A team led by UT Southwestern has derived a new “intermediate” embryonic stem cell type from multiple species that can contribute to chimeras and create precursors to sperm and eggs in a culture dish.
The findings, published online this week in Cell Stem Cell, could lead to a host of advances in basic biology, regenerative medicine, and reproductive technology.
Cells in early embryos have a range of distinct pluripotency programs, all of which endow the cells to create various tissue types in the body, explains study leader Jun Wu, Ph.D., assistant professor of molecular biology. A wealth of previous research has focused on developing and characterizing “naïve” embryonic stem cells (those about four days post-fertilization in mice) and “primed” epiblast stem cells (about seven days post-fertilization in mice, shortly after the embryo implants into the uterus).

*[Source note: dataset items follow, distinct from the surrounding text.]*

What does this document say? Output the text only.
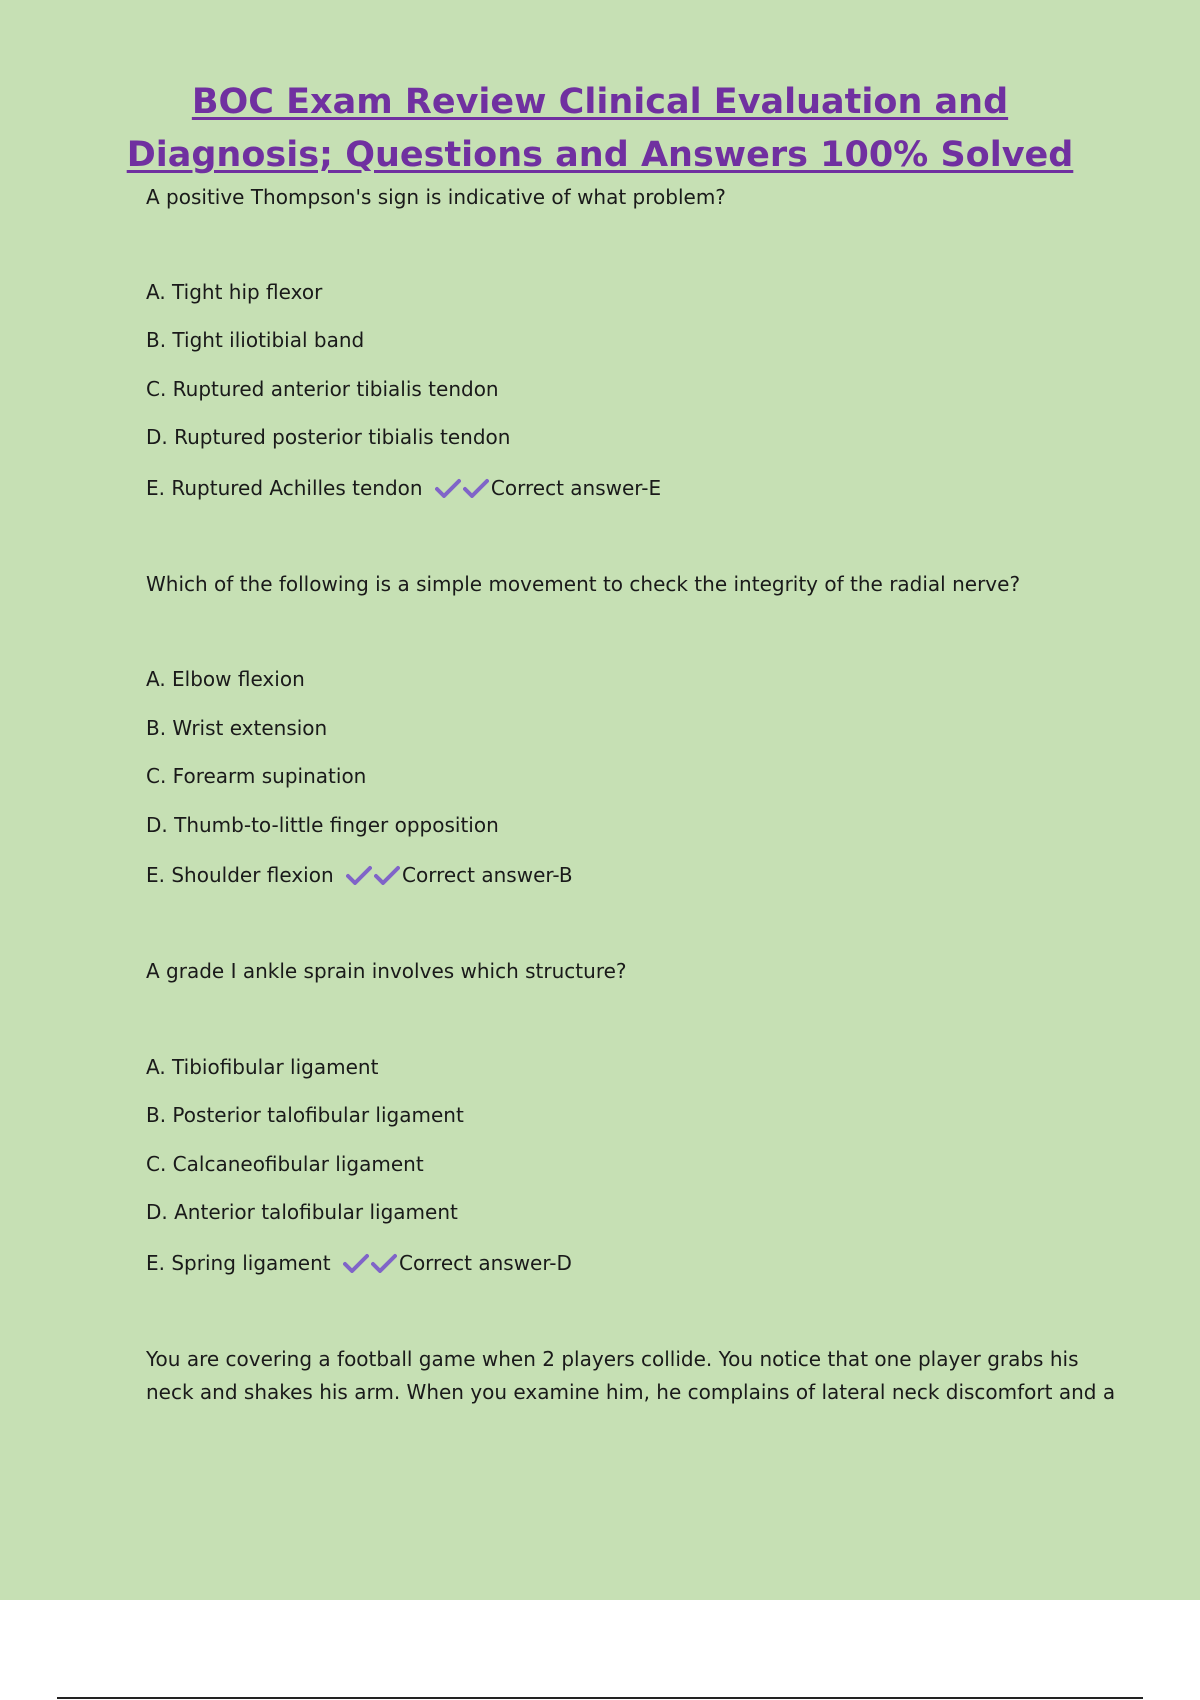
BOC Exam Review Clinical Evaluation and
Diagnosis; Questions and Answers 100% Solved
A positive Thompson's sign is indicative of what problem?
A. Tight hip flexor
B. Tight iliotibial band
C. Ruptured anterior tibialis tendon
D. Ruptured posterior tibialis tendon
E. Ruptured Achilles tendon	Correct answer-E
Which of the following is a simple movement to check the integrity of the radial nerve?
A. Elbow flexion
B. Wrist extension
C. Forearm supination
D. Thumb-to-little finger opposition
E. Shoulder flexion	Correct answer-B
A grade I ankle sprain involves which structure?
A. Tibiofibular ligament
B. Posterior talofibular ligament
C. Calcaneofibular ligament
D. Anterior talofibular ligament
E. Spring ligament	Correct answer-D
You are covering a football game when 2 players collide. You notice that one player grabs his
neck and shakes his arm. When you examine him, he complains of lateral neck discomfort and a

However, says Wu, there’s been little progress in deriving and characterizing pluripotent stem cells (PSCs) that exist between these two stages — largely because researchers have not been able to develop a paradigm for maintaining cells in this intermediate state. Cells in this state have been thought to possess unique properties: the ability to contribute to intraspecies chimeras (organisms that contain a mix of cells from different individuals of the same species) or interspecies chimeras (organisms that contain a mix of cells from different species) and the ability to differentiate into primordial germ cells in culture, the precursors to sperm and eggs.
For this study, the researchers successfully created intermediate PSCs, which they named “XPSCs” from mice, horses, and humans.

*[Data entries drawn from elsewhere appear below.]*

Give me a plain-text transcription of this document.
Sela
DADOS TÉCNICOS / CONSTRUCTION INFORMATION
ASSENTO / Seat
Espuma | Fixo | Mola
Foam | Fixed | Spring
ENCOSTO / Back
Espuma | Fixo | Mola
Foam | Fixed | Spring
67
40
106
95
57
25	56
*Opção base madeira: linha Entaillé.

Wu says that these results could eventually lead to an array of advances in both basic and applied research. For example, looking at gene activity in XPSCs from different species and interspecies chimeras could help researchers understand which signatures have been conserved through evolution. Examining the communication between cells in chimeras may help scientists identify strategies that could be used to accelerate the development of tissues and organs from stem cells used for transplantation. And using chimera-derived primordial germ cells to create sperm and eggs could aid in preserving endangered animal species and advancing infertility treatments.

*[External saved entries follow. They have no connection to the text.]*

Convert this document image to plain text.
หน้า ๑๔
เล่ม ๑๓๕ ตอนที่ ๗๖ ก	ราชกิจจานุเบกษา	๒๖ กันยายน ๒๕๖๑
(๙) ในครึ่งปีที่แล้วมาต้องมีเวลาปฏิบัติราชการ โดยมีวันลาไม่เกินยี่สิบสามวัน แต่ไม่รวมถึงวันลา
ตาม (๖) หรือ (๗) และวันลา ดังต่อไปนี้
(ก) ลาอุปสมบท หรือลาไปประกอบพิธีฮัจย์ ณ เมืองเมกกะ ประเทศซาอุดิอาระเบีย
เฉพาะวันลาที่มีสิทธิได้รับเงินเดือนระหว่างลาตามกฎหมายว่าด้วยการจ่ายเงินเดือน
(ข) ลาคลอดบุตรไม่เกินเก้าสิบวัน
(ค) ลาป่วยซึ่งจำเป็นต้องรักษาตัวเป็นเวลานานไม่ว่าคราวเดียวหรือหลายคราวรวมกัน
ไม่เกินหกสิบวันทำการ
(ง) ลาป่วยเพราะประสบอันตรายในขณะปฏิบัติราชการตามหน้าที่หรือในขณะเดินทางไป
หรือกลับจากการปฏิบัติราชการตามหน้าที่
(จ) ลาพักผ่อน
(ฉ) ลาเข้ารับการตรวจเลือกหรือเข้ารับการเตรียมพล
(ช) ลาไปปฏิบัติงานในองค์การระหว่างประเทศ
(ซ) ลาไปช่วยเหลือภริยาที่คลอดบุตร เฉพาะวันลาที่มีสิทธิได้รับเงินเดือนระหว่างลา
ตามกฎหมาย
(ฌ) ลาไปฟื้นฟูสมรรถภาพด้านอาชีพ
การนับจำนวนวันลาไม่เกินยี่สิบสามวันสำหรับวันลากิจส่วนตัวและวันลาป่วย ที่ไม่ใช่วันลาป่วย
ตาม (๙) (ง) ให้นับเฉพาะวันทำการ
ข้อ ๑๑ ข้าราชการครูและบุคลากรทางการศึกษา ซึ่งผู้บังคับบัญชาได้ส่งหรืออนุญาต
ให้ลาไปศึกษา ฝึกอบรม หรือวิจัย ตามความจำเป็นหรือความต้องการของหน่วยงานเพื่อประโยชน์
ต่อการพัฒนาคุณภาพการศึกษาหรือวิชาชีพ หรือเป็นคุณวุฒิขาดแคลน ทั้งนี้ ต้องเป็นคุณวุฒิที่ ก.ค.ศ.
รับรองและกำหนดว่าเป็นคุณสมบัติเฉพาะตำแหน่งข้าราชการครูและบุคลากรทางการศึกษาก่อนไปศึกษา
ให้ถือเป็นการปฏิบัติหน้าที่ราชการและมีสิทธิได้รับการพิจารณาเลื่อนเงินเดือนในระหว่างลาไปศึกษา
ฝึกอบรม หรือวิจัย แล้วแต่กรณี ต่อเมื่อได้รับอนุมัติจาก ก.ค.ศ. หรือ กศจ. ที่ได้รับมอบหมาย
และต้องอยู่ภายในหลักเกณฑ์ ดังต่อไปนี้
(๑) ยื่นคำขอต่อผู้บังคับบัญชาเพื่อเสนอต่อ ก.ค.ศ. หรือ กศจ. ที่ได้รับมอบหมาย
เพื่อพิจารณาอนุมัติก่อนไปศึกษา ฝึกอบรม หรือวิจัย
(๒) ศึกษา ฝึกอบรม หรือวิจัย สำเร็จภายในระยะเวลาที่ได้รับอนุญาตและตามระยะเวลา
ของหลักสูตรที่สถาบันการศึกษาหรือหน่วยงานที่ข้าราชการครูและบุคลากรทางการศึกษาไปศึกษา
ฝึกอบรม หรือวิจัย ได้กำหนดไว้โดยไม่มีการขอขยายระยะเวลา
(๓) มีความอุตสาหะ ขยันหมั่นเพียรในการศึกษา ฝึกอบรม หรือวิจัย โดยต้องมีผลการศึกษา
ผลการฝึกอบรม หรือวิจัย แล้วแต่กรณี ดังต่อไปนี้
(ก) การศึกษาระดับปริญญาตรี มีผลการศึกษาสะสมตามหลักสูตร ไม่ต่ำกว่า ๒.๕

“These XPSCs have enormous potential. Our study helps open the door to each of these possibilities,” says Wu, who is a Virginia Murchison Linthicum Scholar in Medical Research.
Wu notes that developing XPSCs presented a special challenge because the conditions that keep naïve PSCs in a stable state are exactly the opposite from those that stabilize primed PSCs. While culture conditions for naïve PSCs must activate a WNT cell-signaling pathway and suppress the FGF and TGF-ß pathways, the conditions to maintain primed PSCs must suppress WNT and activate FGF and TGF-ß.
Aiming for the preferred environment for XPSC derivation, Wu and his colleagues placed cells from early mouse embryos into cultures containing chemicals and growth factors that activate all three pathways. These lab-grown cells were extremely stable in culture and able to multiply without developing any further for approximately two years.
Additional experiments showed that these cells met the expectations researchers have long strived to meet of contributing to chimeras and directly differentiating into primordial germ cells. Wu and his colleagues made intraspecies chimeras of mice using cells derived from mice with different coat colors by injecting the cells into early mouse embryos. They also tracked the contributions of the XPSCs by tagging the cells with a fluorescent protein and then identifying them throughout the resulting offspring’s body.
Wu’s team made interspecies chimeras by injecting horse XPSCs into early mouse embryos and allowing the embryos to develop in mice for several days. Surprisingly, although horses have a comparatively long gestational period — nearly a year — the researchers found that these foreign cells had contributed to mouse organ development, indicating that signals from the mouse cells determine organ developmental timelines.
Like XPSCs from other species, the human cells showed that they were capable of differentiating into a variety of tissues if culture conditions allowed them to progress in development, as well as directly form primordial germ cells in a dish.